SBP, DBP, and PP were analysed in an ordinary linear regression model using the log-transform of these variables. When analysing the relation between mercury and hypertension we used a logistic regression model. In the analyses of the relation between mercury and BP we omitted the participants who used anti-hypertensive drugs, since these might mask a possible relation between the exposure (mercury) and the outcome (BP). However, these participants were included in the analysis of the relation between mercury and hypertension (see “definitions”). We included mercury concentration in the regression analyses in two ways: either as a continuous base 4 log-transformed variable or grouped in quintiles (using a base 4 log-transformation means that we get a four-fold effect of mercury on BP, for example the effect on DBP if the concentration of blood mercury increases from 1 μg/L to 4 μg/L or from 8 μg/L to 32 μg/L).
First we studied the relationships between mercury and BP parameters using the Pearson coefficient of correlation, or Spearman’s test if data were not normally distributed, and performed simple regression analyses for every possible confounding variable that we had in mind when choosing variables to be entered into the models (see ‘definitions’) to test whether the variable was related to both the exposure and outcome. Variables systematically associated with BP and mercury (p ≤ 0.25) were included in the analyses. We included smoking habits in all analyses, since smokers have a relatively lower BP than usual, owing to the smoking restriction (see ‘measurements’). We did no model reduction in the multivariate analyses. A Wald test was used to assess the overall significance of quintiles of mercury with the lower quintile as reference.
Models were checked using Q-plots to assess the normality of residuals (with a mean of zero) from the linear models, and analyses of collinearity between variables were performed to avoid the inclusion of two variables highly correlated (Variance Inflation Factor values below 10 indicates no collinearity between variables). We checked the discriminative power of logistic regression models using the c-statistic, which is equivalent to the area under a receiver operating characteristic curve. All analyses were performed with the software PROC GLM and PROC LOGISTIC; (SAS, version 9.1, SAS Institute Inc).
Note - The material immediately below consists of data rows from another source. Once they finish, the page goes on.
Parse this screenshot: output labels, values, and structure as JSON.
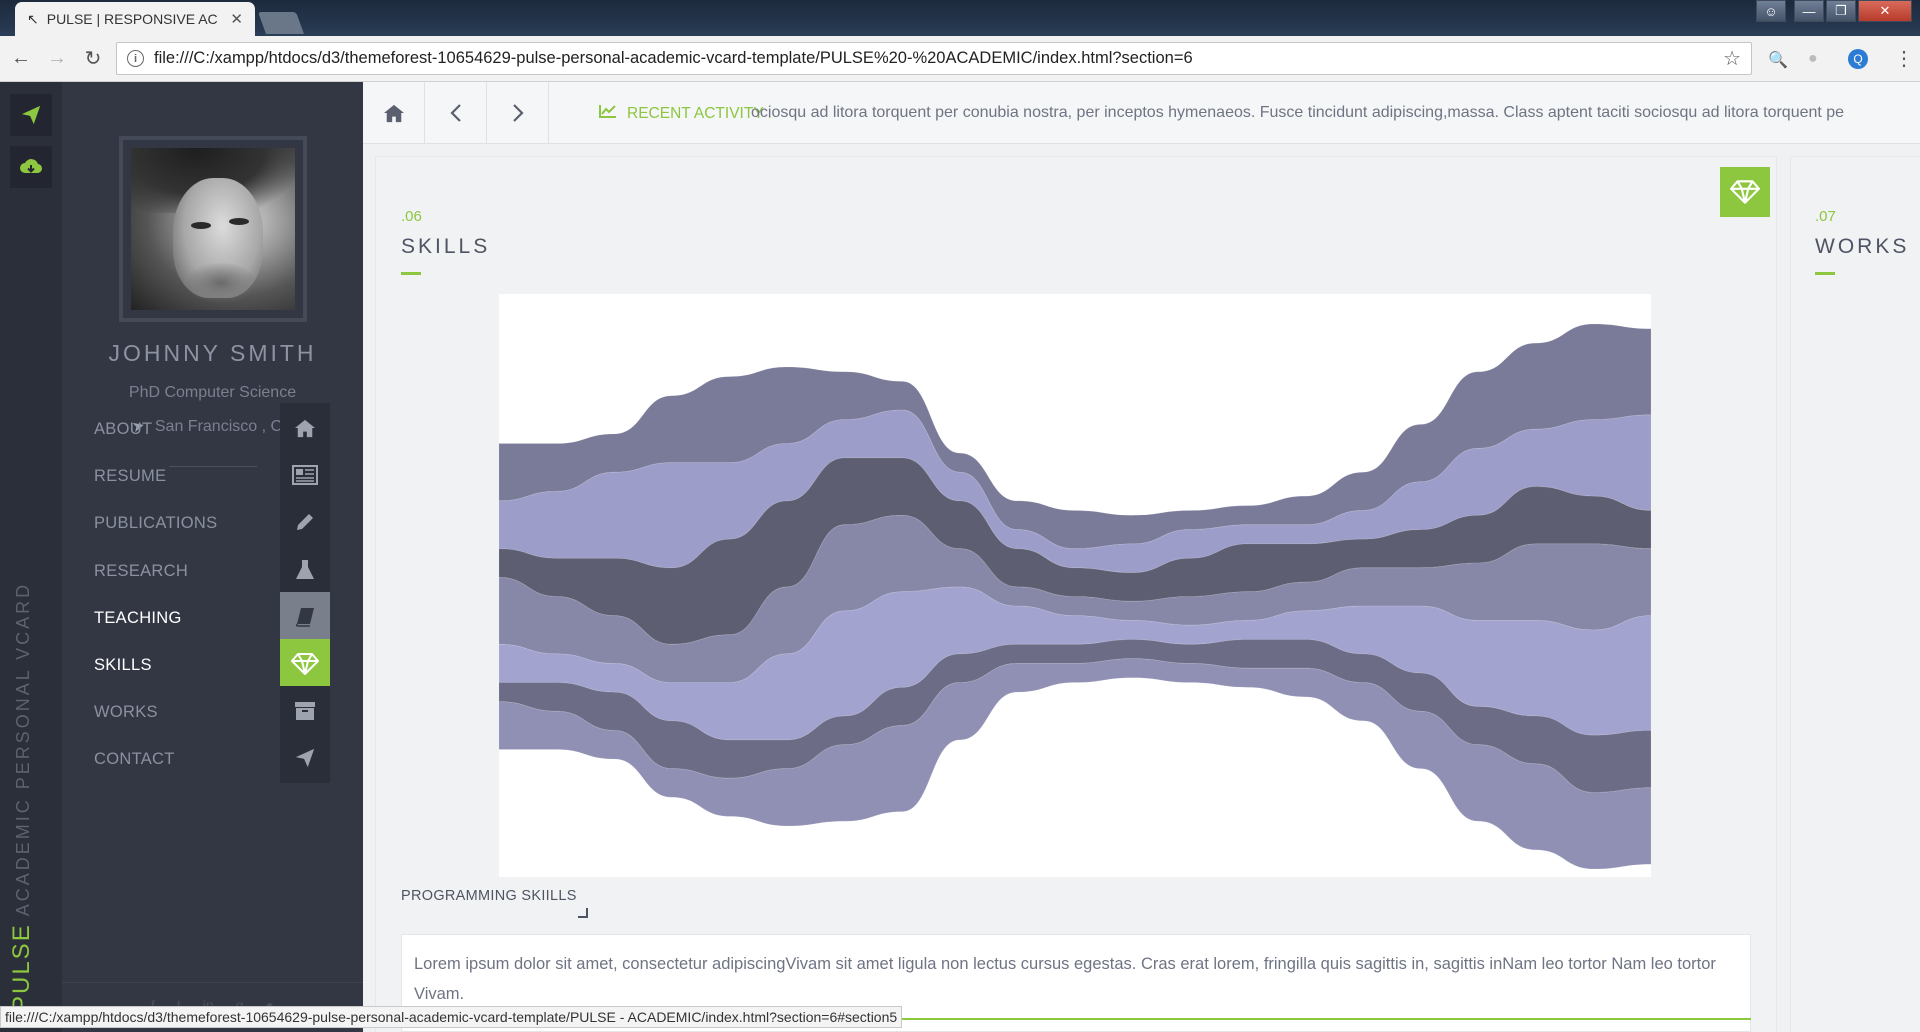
{
  "browser": {
    "tab_title": "PULSE | RESPONSIVE AC",
    "url": "file:///C:/xampp/htdocs/d3/themeforest-10654629-pulse-personal-academic-vcard-template/PULSE%20-%20ACADEMIC/index.html?section=6",
    "status_url": "file:///C:/xampp/htdocs/d3/themeforest-10654629-pulse-personal-academic-vcard-template/PULSE - ACADEMIC/index.html?section=6#section5"
  },
  "rail": {
    "brand": "PULSE",
    "subtitle": "ACADEMIC PERSONAL VCARD"
  },
  "profile": {
    "name": "JOHNNY SMITH",
    "title": "PhD Computer Science",
    "location": "San Francisco , CA"
  },
  "menu": [
    {
      "label": "ABOUT",
      "icon": "home-icon"
    },
    {
      "label": "RESUME",
      "icon": "newspaper-icon"
    },
    {
      "label": "PUBLICATIONS",
      "icon": "pencil-icon"
    },
    {
      "label": "RESEARCH",
      "icon": "flask-icon"
    },
    {
      "label": "TEACHING",
      "icon": "book-icon"
    },
    {
      "label": "SKILLS",
      "icon": "diamond-icon"
    },
    {
      "label": "WORKS",
      "icon": "archive-icon"
    },
    {
      "label": "CONTACT",
      "icon": "paper-plane-icon"
    }
  ],
  "topbar": {
    "activity_label": "RECENT ACTIVITY :",
    "activity_text": "ociosqu ad litora torquent per conubia nostra, per inceptos hymenaeos. Fusce tincidunt adipiscing,massa. Class aptent taciti sociosqu ad litora torquent pe"
  },
  "section": {
    "number": ".06",
    "title": "SKILLS",
    "chart_caption": "PROGRAMMING SKIILLS",
    "description": "Lorem ipsum dolor sit amet, consectetur adipiscingVivam sit amet ligula non lectus cursus egestas. Cras erat lorem, fringilla quis sagittis in, sagittis inNam leo tortor Nam leo tortor Vivam."
  },
  "next_section": {
    "number": ".07",
    "title": "WORKS"
  },
  "colors": {
    "accent": "#8dc63f",
    "sidebar": "#333744",
    "rail": "#2b2f39"
  },
  "chart_data": {
    "type": "area",
    "stacked": true,
    "offset": "silhouette",
    "interpolation": "basis",
    "x": [
      0,
      1,
      2,
      3,
      4,
      5,
      6,
      7,
      8,
      9,
      10,
      11,
      12,
      13,
      14,
      15,
      16,
      17,
      18,
      19,
      20
    ],
    "series": [
      {
        "color": "#7a7a99",
        "values": [
          6,
          5,
          4,
          7,
          9,
          8,
          5,
          3,
          2,
          3,
          4,
          3,
          2,
          2,
          3,
          4,
          6,
          8,
          9,
          10,
          9
        ]
      },
      {
        "color": "#9d9dca",
        "values": [
          5,
          7,
          9,
          11,
          8,
          6,
          4,
          5,
          3,
          2,
          2,
          3,
          3,
          2,
          2,
          3,
          5,
          7,
          6,
          8,
          10
        ]
      },
      {
        "color": "#5e5e72",
        "values": [
          3,
          4,
          6,
          8,
          10,
          9,
          7,
          6,
          5,
          4,
          3,
          3,
          4,
          5,
          4,
          3,
          4,
          5,
          6,
          5,
          4
        ]
      },
      {
        "color": "#8787a8",
        "values": [
          7,
          6,
          5,
          4,
          5,
          7,
          9,
          8,
          4,
          2,
          2,
          2,
          3,
          3,
          3,
          4,
          4,
          6,
          8,
          9,
          7
        ]
      },
      {
        "color": "#a3a3d0",
        "values": [
          4,
          3,
          3,
          4,
          6,
          9,
          11,
          10,
          7,
          4,
          3,
          2,
          2,
          2,
          3,
          5,
          7,
          9,
          10,
          11,
          12
        ]
      },
      {
        "color": "#6c6c86",
        "values": [
          2,
          3,
          4,
          5,
          4,
          3,
          3,
          4,
          3,
          2,
          2,
          2,
          2,
          3,
          3,
          3,
          4,
          4,
          5,
          6,
          6
        ]
      },
      {
        "color": "#9090b4",
        "values": [
          5,
          4,
          3,
          3,
          4,
          6,
          8,
          9,
          6,
          3,
          2,
          2,
          2,
          2,
          3,
          4,
          6,
          8,
          9,
          8,
          8
        ]
      }
    ]
  }
}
A total of 1,861 participants with Greenlandic grandparents were included in the analyses. Baseline data are presented in Table 1, and showed an overrepresentation of female participants, who are younger, and with significantly lower levels of mercury, BP and PP than men. Median whole blood mercury among men was 22 μg/L (interquartile range (IQR): 11.0-41.0); among women 16 μg/L (IQR: 7.8-30.1), and for both men and women it was 18 μg/L (IQR: 8.8-34.1). Fewer women than men were current smokers (64.2% vs. 70.3%, p < 0.0006).
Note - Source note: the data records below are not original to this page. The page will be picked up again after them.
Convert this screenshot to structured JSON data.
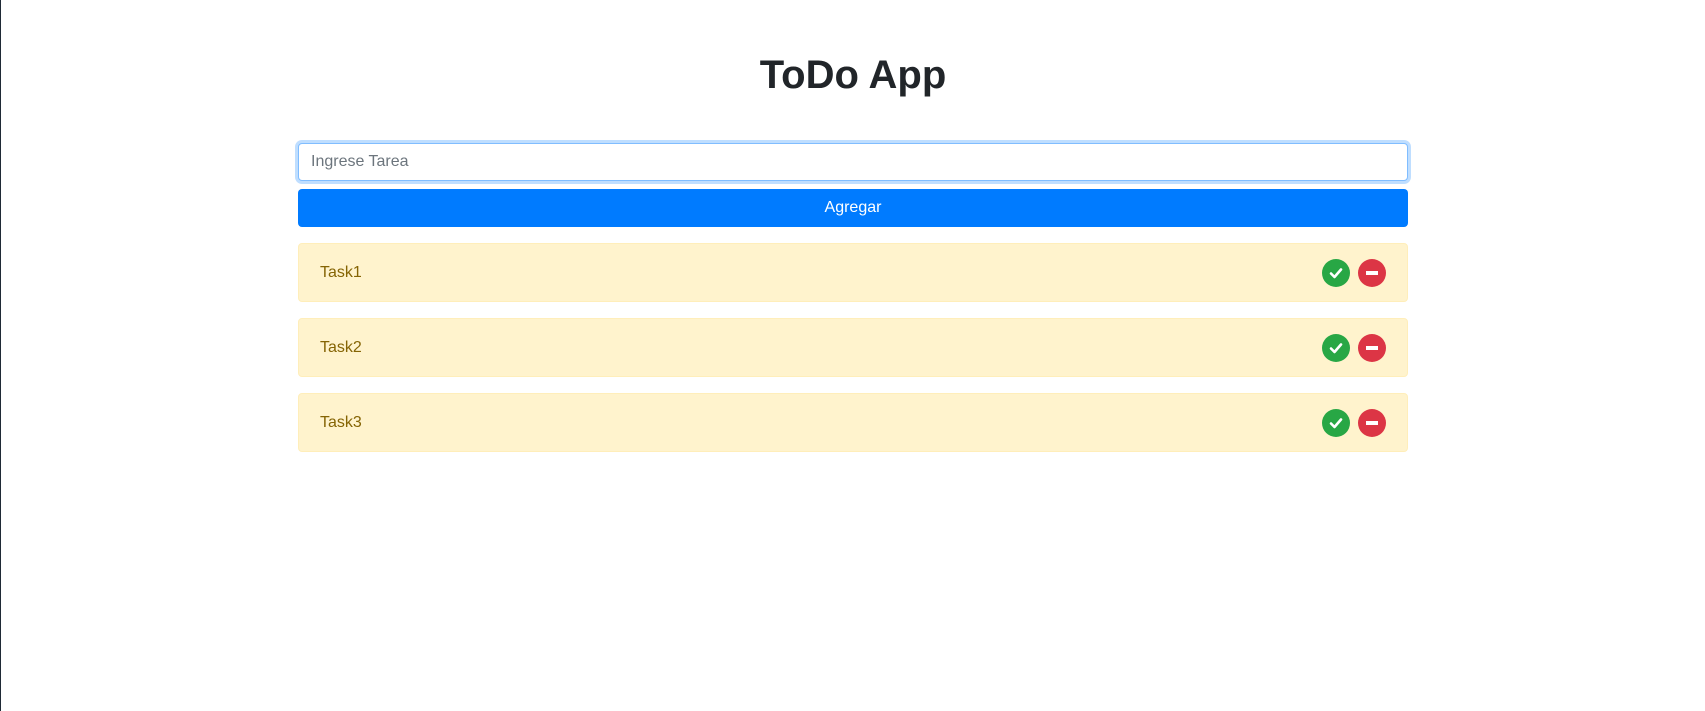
{
  "app": {
    "title": "ToDo App"
  },
  "form": {
    "input_value": "",
    "input_placeholder": "Ingrese Tarea",
    "add_label": "Agregar"
  },
  "tasks": [
    {
      "label": "Task1",
      "complete_icon": "check-circle-icon",
      "delete_icon": "minus-circle-icon"
    },
    {
      "label": "Task2",
      "complete_icon": "check-circle-icon",
      "delete_icon": "minus-circle-icon"
    },
    {
      "label": "Task3",
      "complete_icon": "check-circle-icon",
      "delete_icon": "minus-circle-icon"
    }
  ],
  "colors": {
    "primary": "#007bff",
    "success": "#28a745",
    "danger": "#dc3545",
    "warning_bg": "#fff3cd",
    "warning_text": "#856404",
    "title_text": "#212529"
  }
}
Blood mercury was not normally distributed, and Spearman’s test was used for correlation analyses among participants not receiving anti-hypertensive drugs. Blood mercury was positively correlated with age (men: ρ = 0.25, p < 0.0001; women: ρ = 0.28, p < 0.0001), selenium (men: ρ = 0.58, p < 0.0001; women: ρ = 0.59, p < 0.0001), and the ratio of n-3/n-6 fatty acids (men: ρ = 0.68, p < 0.0001; women: ρ = 0.69, p < 0.0001). Among men no correlation between blood mercury and SBP (ρ = −0.03, p = 0.43) and PP (ρ = 0.06, p = 0.11) was found; but mercury was negatively correlated to DBP (ρ = −0.13, p = 0.0004) and to WC (ρ = −0.14, p = 0.0001). Among women mercury was positively correlated to SBP (ρ = 0.09, p = 0.007) and PP (ρ = 0.13, p < 0.0001), but not to DBP (ρ = −0.02, p = 0.52) and WC (ρ = −0.03, p = 0.34). All of the variables chosen as possible confounders (age, blood selenium, smoking habits, ratio of n-3/n-6 fatty acids, and WC) were included in the multivariate analyses. None of these variables were associated with BP and mercury (p > 0.25) among both men and women.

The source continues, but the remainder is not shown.